Звучание произносимых им слов пробирало ее до мурашек. Единственный раз подобное случилось в школьной гардеробной, когда с ней впервые попытался завязать разговор Леша Бурулев. С тех пор ни один мужской голос не производил на нее такого оцепеняющего эффекта. В примечательной «тональности» Артура завораживающим Фаю образом сочетались и мальчишеское плутовство, и мужская твердость, и прохладная ирония, и располагающая теплота. Проскальзывали и другие нотки, какие ей обычно доводилось слышать у парней, пользующихся успехом у девушек и знающих об этом. Ничего удивительного, думала она, украдкой внимательно его разглядывая. Правильные черты лица, красивый оттенок серых глаз, выразительные брови. Безупречное телосложение: не атлетическое, не модельное, а просто без изъянов, в котором, по ее представлениям о мужской красоте, даже при желании нечего было улучшать. Стоял он, расслабив плечи и держа руки в карманах, в чем Фая видела вальяжную уверенность в себе, неизменно привлекающую ее в людях. Напыщенности, самолюбования в нем ничто не выдавало, но парень, без сомнения, знал себе цену. Время от времени и всякий раз неожиданно он бросал на нее любопытный, но сдержанный взгляд и через две-три секунды безучастно его отводил.
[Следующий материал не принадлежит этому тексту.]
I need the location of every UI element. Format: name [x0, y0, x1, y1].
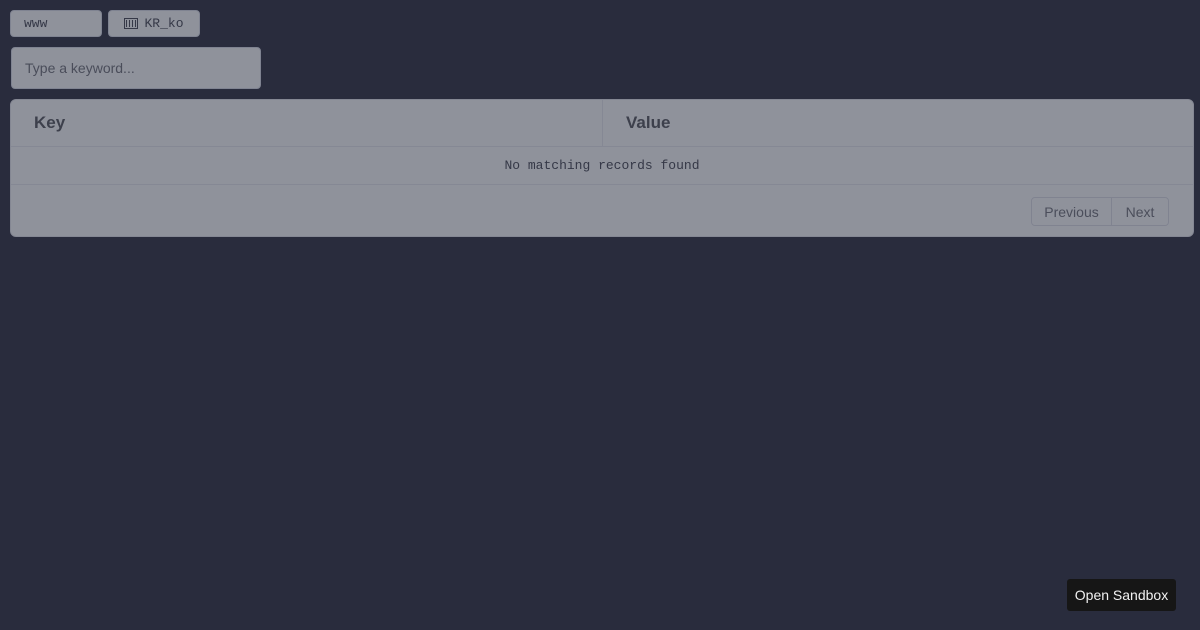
environment-button[interactable]: www	[10, 10, 102, 37]
top-controls: www KR_ko	[10, 10, 200, 37]
pagination-controls: Previous Next	[1031, 197, 1169, 226]
empty-state-row: No matching records found	[11, 147, 1193, 185]
pagination-row: Previous Next	[11, 185, 1193, 236]
environment-label: www	[24, 16, 48, 31]
next-page-button[interactable]: Next	[1112, 198, 1168, 225]
column-header-value: Value	[602, 100, 1193, 146]
korean-flag-icon	[124, 18, 139, 29]
open-sandbox-button[interactable]: Open Sandbox	[1067, 579, 1176, 611]
records-panel: Key Value No matching records found Prev…	[10, 99, 1194, 237]
language-label: KR_ko	[144, 16, 184, 31]
column-header-key: Key	[34, 113, 66, 132]
empty-state-message: No matching records found	[504, 158, 700, 173]
search-input[interactable]	[12, 48, 260, 88]
search-wrapper	[11, 47, 261, 89]
previous-page-button[interactable]: Previous	[1032, 198, 1112, 225]
table-header: Key Value	[11, 100, 1193, 147]
language-button[interactable]: KR_ko	[108, 10, 200, 37]
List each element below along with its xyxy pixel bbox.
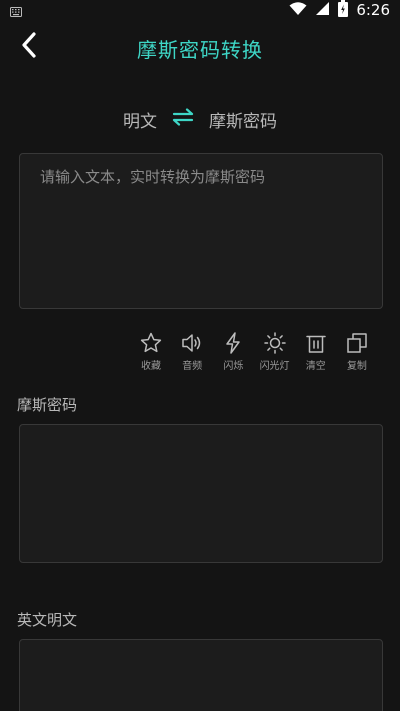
morse-section-label: 摩斯密码 (17, 396, 78, 414)
toolbar: 收藏 音频 闪烁 闪光灯 清空 复制 (134, 331, 374, 373)
audio-button[interactable]: 音频 (175, 331, 209, 373)
mode-label-morse: 摩斯密码 (209, 111, 277, 132)
copy-label: 复制 (346, 361, 367, 372)
favorite-label: 收藏 (141, 361, 161, 372)
app-bar: 摩斯密码转换 (0, 20, 400, 76)
english-output[interactable] (19, 639, 383, 711)
copy-button[interactable]: 复制 (340, 331, 374, 373)
swap-arrows-icon (172, 108, 194, 130)
battery-icon (338, 0, 349, 21)
text-input[interactable] (20, 154, 382, 308)
morse-output[interactable] (19, 424, 383, 563)
copy-icon (345, 331, 369, 355)
blink-label: 闪烁 (223, 361, 244, 372)
swap-button[interactable] (171, 107, 195, 131)
clear-button[interactable]: 清空 (299, 331, 333, 373)
flashlight-label: 闪光灯 (259, 361, 290, 372)
status-time: 6:26 (356, 1, 390, 19)
app-screen: 6:26 摩斯密码转换 明文 摩斯密码 请输入文本，实时转换为摩斯密码 收藏 音… (0, 0, 400, 711)
status-bar: 6:26 (0, 0, 400, 20)
blink-button[interactable]: 闪烁 (216, 331, 250, 373)
text-input-container (19, 153, 383, 309)
favorite-button[interactable]: 收藏 (134, 331, 168, 373)
mode-label-plaintext: 明文 (123, 111, 157, 132)
trash-icon (304, 331, 328, 355)
status-icons: 6:26 (289, 0, 390, 21)
sun-icon (263, 331, 287, 355)
audio-label: 音频 (182, 361, 203, 372)
star-icon (139, 331, 163, 355)
wifi-icon (289, 1, 307, 20)
signal-icon (315, 1, 330, 20)
clear-label: 清空 (305, 361, 326, 372)
mode-switch: 明文 摩斯密码 (0, 104, 400, 134)
flashlight-button[interactable]: 闪光灯 (258, 331, 292, 373)
english-section-label: 英文明文 (17, 611, 78, 629)
keyboard-icon (10, 3, 22, 17)
speaker-icon (180, 331, 204, 355)
lightning-icon (221, 331, 245, 355)
page-title: 摩斯密码转换 (137, 38, 263, 62)
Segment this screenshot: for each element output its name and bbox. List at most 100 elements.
Немного погодя вся компания направилась по Дворцовой набережной в сторону Стрелки. По дороге Фая в ожидании случая как бы невзначай оказаться рядом с Артуром, лихорадочно прокручивала возможные темы для беседы в поисках оригинальной, запоминающейся, какой могла бы непременно его заинтересовать. Однако к моменту, когда они поравнялись и даже немного отдалились от других ребят, ничего, кроме банальностей, ей в голову не пришло, и она не нашла ничего лучше, чем заметить: «Сегодня мой самый любимый праздник в году! Ни Новый год, ни день рождения, ни Восьмое марта так не жду». «За что такая любовь?» – откликнулся Артур.
Услышав в его вопросе интерес к ее замечанию и непосредственно к ней самой, Фая немного перевела дух и с чувством, искренне произнесла: «За добрую, легкую атмосферу: только радость, без стресса из-за гостей и подарков. Улицы в центре перекрыты, машин нет, все гуляют, сидят на траве, улыбаются друг другу… Еще на Девятое мая, сколько я себя помню, обязательно хорошая погода, и народ меняет теплые куртки на легкие ветровки. По моим ощущениям, это первый день в году, когда в воздухе чувствуется запах приближающегося лета».
– Согласен. Я по похожим причинам люблю Пасху – всегда солнечное, очень семейное утро, бабушкины куличи, и особый вкус у, казалось бы, обычных яиц с майонезом. Все еще пахнет весной, но уже хорошей, цветущей весной. Не слякотной и серой.
– Напомни, пожалуйста, армяне – православные?
– Да, армяне православные, – подтвердил Артур и с играющей на губах улыбкой добавил: – Только меня сложно назвать армянином. Да и православным тоже.
– Извини, пожалуйста, – смутилась Фая. – Не то чтобы ты очень похож… На армянина, я имею в виду. Предположила в основном из-за твоей фамилии.
– Ничего страшного! Фамилия – да, ей чудом удалось выжить. Мой прадед, действительно, был армянином, но женился на русской девушке. Точно так же потом поступили его сын и внук – мой отец. Так что во мне намного больше русской крови. Какие у тебя планы на лето?
– Работать и отдыхать! – с энтузиазмом ответила ему Фая и тут же про себя выругалась, недовольная тем, что в присутствии Артура то и дело порывалась юморить, производить впечатление незаурядными, лаконичными, остроумными выражениями, однако, произнеся их вслух, слышала лишь повторения некогда запомнившихся ей чужих шуток – либо давно заезженных, либо лишенных вне конкретной ситуации своей соли.